Óscar le había dicho que pasaría a buscarla a la una en punto.

Le estaba diciendo a Juana que no comería en casa y que regresaría después de la clase cuando sonó el timbre de la puerta.

—Ya voy yo, Juana, no te preocupes —le dijo creyendo que sería el chófer de Roberta Moretti.

Cuando abrió se encontró a su hija con una sonrisa radiante como hacía tiempo que no la veía.

—¡Elena…! —dijo la madre con sorpresa.

Elena mudó el rostro al mirar a su madre de arriba abajo ante la evidencia de que se marchaba.

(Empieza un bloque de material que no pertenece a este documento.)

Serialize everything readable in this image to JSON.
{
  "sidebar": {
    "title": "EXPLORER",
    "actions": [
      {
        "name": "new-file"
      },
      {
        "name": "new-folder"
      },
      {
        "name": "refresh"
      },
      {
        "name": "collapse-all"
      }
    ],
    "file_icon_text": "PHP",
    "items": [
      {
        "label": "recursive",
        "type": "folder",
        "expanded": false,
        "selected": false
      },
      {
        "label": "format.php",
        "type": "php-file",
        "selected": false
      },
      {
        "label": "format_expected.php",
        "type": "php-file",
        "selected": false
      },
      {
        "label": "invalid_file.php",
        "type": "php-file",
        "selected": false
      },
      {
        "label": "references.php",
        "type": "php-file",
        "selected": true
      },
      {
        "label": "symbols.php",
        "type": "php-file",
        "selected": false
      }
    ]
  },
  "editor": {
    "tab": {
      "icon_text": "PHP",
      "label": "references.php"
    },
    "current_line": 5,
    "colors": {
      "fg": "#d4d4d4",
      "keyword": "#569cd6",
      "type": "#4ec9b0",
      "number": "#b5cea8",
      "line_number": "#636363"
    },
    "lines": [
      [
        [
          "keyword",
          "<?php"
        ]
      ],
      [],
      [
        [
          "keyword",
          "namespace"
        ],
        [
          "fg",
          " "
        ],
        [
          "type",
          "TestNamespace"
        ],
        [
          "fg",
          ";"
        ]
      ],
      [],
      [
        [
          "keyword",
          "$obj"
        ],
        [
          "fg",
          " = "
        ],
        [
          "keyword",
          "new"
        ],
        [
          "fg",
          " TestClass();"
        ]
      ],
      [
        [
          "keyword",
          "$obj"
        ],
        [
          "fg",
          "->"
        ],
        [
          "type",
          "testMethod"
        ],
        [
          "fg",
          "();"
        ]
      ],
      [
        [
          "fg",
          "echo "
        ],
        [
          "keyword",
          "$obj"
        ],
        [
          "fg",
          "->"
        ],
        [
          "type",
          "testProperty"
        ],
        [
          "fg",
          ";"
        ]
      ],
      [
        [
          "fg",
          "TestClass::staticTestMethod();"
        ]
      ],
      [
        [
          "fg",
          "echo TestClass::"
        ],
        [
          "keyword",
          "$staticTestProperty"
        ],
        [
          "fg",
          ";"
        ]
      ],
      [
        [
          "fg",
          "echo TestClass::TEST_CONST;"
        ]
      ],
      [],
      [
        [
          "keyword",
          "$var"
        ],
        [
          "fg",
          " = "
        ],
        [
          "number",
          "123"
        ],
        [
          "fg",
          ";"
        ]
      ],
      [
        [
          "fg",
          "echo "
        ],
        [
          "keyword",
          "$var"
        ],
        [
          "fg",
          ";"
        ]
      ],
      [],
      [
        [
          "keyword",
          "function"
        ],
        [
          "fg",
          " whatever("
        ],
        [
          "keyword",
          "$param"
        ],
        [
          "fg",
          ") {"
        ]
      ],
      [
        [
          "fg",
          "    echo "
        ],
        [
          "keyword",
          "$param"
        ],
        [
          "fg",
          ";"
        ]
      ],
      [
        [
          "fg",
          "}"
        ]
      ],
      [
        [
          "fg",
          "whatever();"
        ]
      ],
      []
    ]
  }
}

—¿Vas a salir? No he oído el piano y pasaba a estar un rato contigo. —Su rostro volvió a iluminarse con una sonrisa—. Tengo algo que contarte.

—Me iba ahora mismo a ver a Roberta, me ha invitado a comer a su casa. Tiene algo importante que decirme.

—Ah… —No pudo evitar la decepción, aunque intentó disimularlo—. No importa, hablamos luego, esta tarde.

—¿Estás bien? Te noto contenta.

Elena volvió a sonreír y asintió.

—Sí, muy bien. No te preocupes. No quiero entretenerte.

—Esta tarde cuando vuelva de clase te aviso y te pasas un rato. ¿Te parece? Es que ha venido Óscar a buscarme con el coche y está abajo esperando.

—Como antes…, cuando trabajabas con la señora Moretti.

Marta cogió el bolso y las llaves y cerró la puerta, quedando las dos en el rellano.

—Sí, pero hoy es solo una comida de amigas.

Se dieron un beso en la mejilla y Marta se precipitó escaleras abajo. Sabía que Óscar la esperaba porque había visto el coche en la puerta y no quería que la gente lo viera demasiado.

—Estás guapísima, madre —le dijo Elena desde el descansillo mientras la veía bajar. Su madre la miró y le tiró un beso con la mano—. Pásalo bien, y dale recuerdos a Roberta de mi parte.

Marta desapareció y la recién estrenada señora de Canales volvió a su recién estrenada casa. Cerró la puerta tras de sí y cayó sobre ella esa habitual y pesada soledad que se respiraba en aquella casa, el mareante silencio, la sensación de encierro que la ahogaba. Tuvo ganas de llorar, pero posó su mano sobre la tripa y se la acarició; entonces, solo entonces volvió a sonreír.

Marta Ribas saludó a Óscar, subió al coche y emprendieron la marcha.

Roberta Moretti la esperaba en el umbral de la puerta. Se dieron dos besos y se miraron la una a la otra con la frescura de dos buenas amigas. No se veían desde hacía tres meses, justo desde el día de la boda de Elena y Mauricio.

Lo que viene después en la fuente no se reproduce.